Despite claims that immigrants would be a strain upon the nation's financial resources, immigrants may be receiving far less than what is commonly believed. A study appears to demonstrate that immigrants are overall paying more into Medicare than what they are receiving in medical care.
Harvard Medical School researchers that studied the question noted that immigrant workers are already paying taxes to help pay for Medicare, but that undocumented workers are not eligible for either Medicare or Social Security. Also, compromises were required in the passage of the Affordable Care Act, and one such compromise prohibited undocumented immigrants from receiving these health benefits.
We do not often take into consideration the average age of the immigrants entering into California and the United States. Immigrants are on-average younger than residents born in the country. And because of the younger age, even documented workers would less likely be eligible than other citizens for benefits that are doled out. Also, in part because the immigrants are younger, immigrants tend to be healthier and have lower mortality rates than U.S. born citizens.

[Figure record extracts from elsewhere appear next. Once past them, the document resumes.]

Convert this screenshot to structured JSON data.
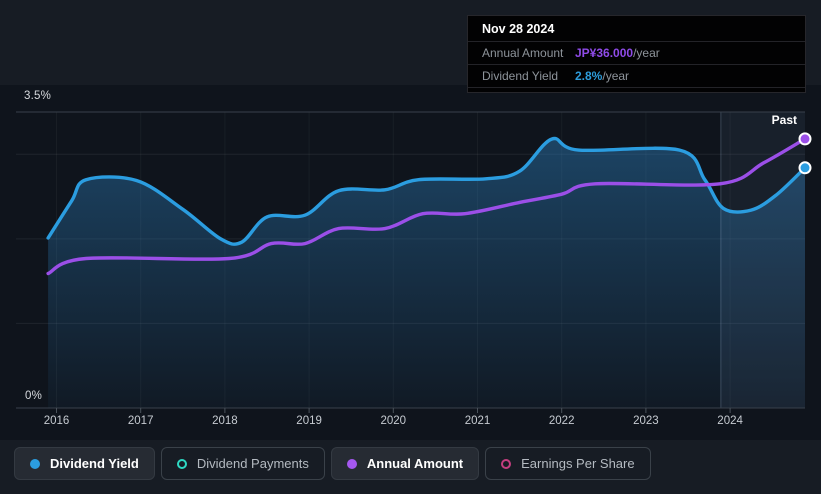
{
  "tooltip": {
    "date": "Nov 28 2024",
    "rows": [
      {
        "label": "Annual Amount",
        "value": "JP¥36.000",
        "suffix": "/year",
        "color": "#8f4be8"
      },
      {
        "label": "Dividend Yield",
        "value": "2.8%",
        "suffix": "/year",
        "color": "#2d9cdb"
      }
    ]
  },
  "legend": [
    {
      "label": "Dividend Yield",
      "color": "#2b9de0",
      "shape": "dot",
      "active": true
    },
    {
      "label": "Dividend Payments",
      "color": "#2ed9c3",
      "shape": "ring",
      "active": false
    },
    {
      "label": "Annual Amount",
      "color": "#a558f0",
      "shape": "dot",
      "active": true
    },
    {
      "label": "Earnings Per Share",
      "color": "#c43e7f",
      "shape": "ring",
      "active": false
    }
  ],
  "chart_data": {
    "type": "area",
    "title": "Dividend history (yield and annual amount over time)",
    "x_ticks": [
      2016,
      2017,
      2018,
      2019,
      2020,
      2021,
      2022,
      2023,
      2024
    ],
    "x_range": [
      2015.52,
      2024.95
    ],
    "past_label": "Past",
    "highlight_start_year": 2023.89,
    "grid": true,
    "legend_position": "bottom",
    "y_left": {
      "unit": "%",
      "min": 0,
      "max": 3.5,
      "label_top": "3.5%",
      "label_bottom": "0%",
      "gridlines": [
        1,
        2,
        3
      ]
    },
    "y_right": {
      "unit": "JP¥/year",
      "min": 0,
      "max": 39.6
    },
    "series": [
      {
        "name": "Dividend Yield",
        "axis": "left",
        "unit": "%",
        "color": "#2b9de0",
        "area_fill": true,
        "end_marker": true,
        "end_value": 2.8,
        "points": [
          [
            2015.9,
            2.01
          ],
          [
            2016.18,
            2.45
          ],
          [
            2016.35,
            2.7
          ],
          [
            2016.95,
            2.69
          ],
          [
            2017.5,
            2.35
          ],
          [
            2017.95,
            2.0
          ],
          [
            2018.2,
            1.96
          ],
          [
            2018.5,
            2.26
          ],
          [
            2018.95,
            2.28
          ],
          [
            2019.35,
            2.57
          ],
          [
            2019.9,
            2.58
          ],
          [
            2020.3,
            2.7
          ],
          [
            2021.1,
            2.71
          ],
          [
            2021.5,
            2.8
          ],
          [
            2021.88,
            3.18
          ],
          [
            2022.2,
            3.05
          ],
          [
            2023.4,
            3.05
          ],
          [
            2023.7,
            2.7
          ],
          [
            2023.92,
            2.36
          ],
          [
            2024.25,
            2.34
          ],
          [
            2024.55,
            2.52
          ],
          [
            2024.89,
            2.84
          ]
        ]
      },
      {
        "name": "Annual Amount",
        "axis": "right",
        "unit": "JP¥",
        "color": "#9b4fe8",
        "area_fill": false,
        "end_marker": true,
        "end_value": 36.0,
        "points": [
          [
            2015.9,
            18.0
          ],
          [
            2016.35,
            20.0
          ],
          [
            2018.05,
            20.0
          ],
          [
            2018.55,
            22.0
          ],
          [
            2018.95,
            22.0
          ],
          [
            2019.35,
            24.0
          ],
          [
            2019.9,
            24.0
          ],
          [
            2020.35,
            26.0
          ],
          [
            2020.85,
            26.0
          ],
          [
            2021.5,
            27.5
          ],
          [
            2022.0,
            28.6
          ],
          [
            2022.4,
            30.0
          ],
          [
            2023.88,
            30.0
          ],
          [
            2024.4,
            32.8
          ],
          [
            2024.89,
            36.0
          ]
        ]
      }
    ]
  },
  "colors": {
    "background": "#171c24",
    "plot_background": "#0f141c",
    "axis_line": "#39414b",
    "grid_faint": "rgba(255,255,255,0.07)",
    "past_highlight": "rgba(120,158,196,0.09)"
  }
}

The practice of immigration law by attorneys is aimed at not separating family members from one another. However, the unavailability of medical care will only encourage family members to remain behind while undocumented immigrant workers come to the United States to support the family members they have left behind.
The immigration legislation that is passing through Congress may or may not resolve the dilemma that immigrants face when it comes to medical coverage. Though popular belief may discourage providing benefits to immigrants, encouraging immigrants to come to our country may actually prove to be beneficial. Currently programs like Social Security and Medicare are being depleted because a greater percentage of citizens are elderly. Bringing in a large number of younger individuals into our country could possibly result in Medicare and Medicaid be replenished.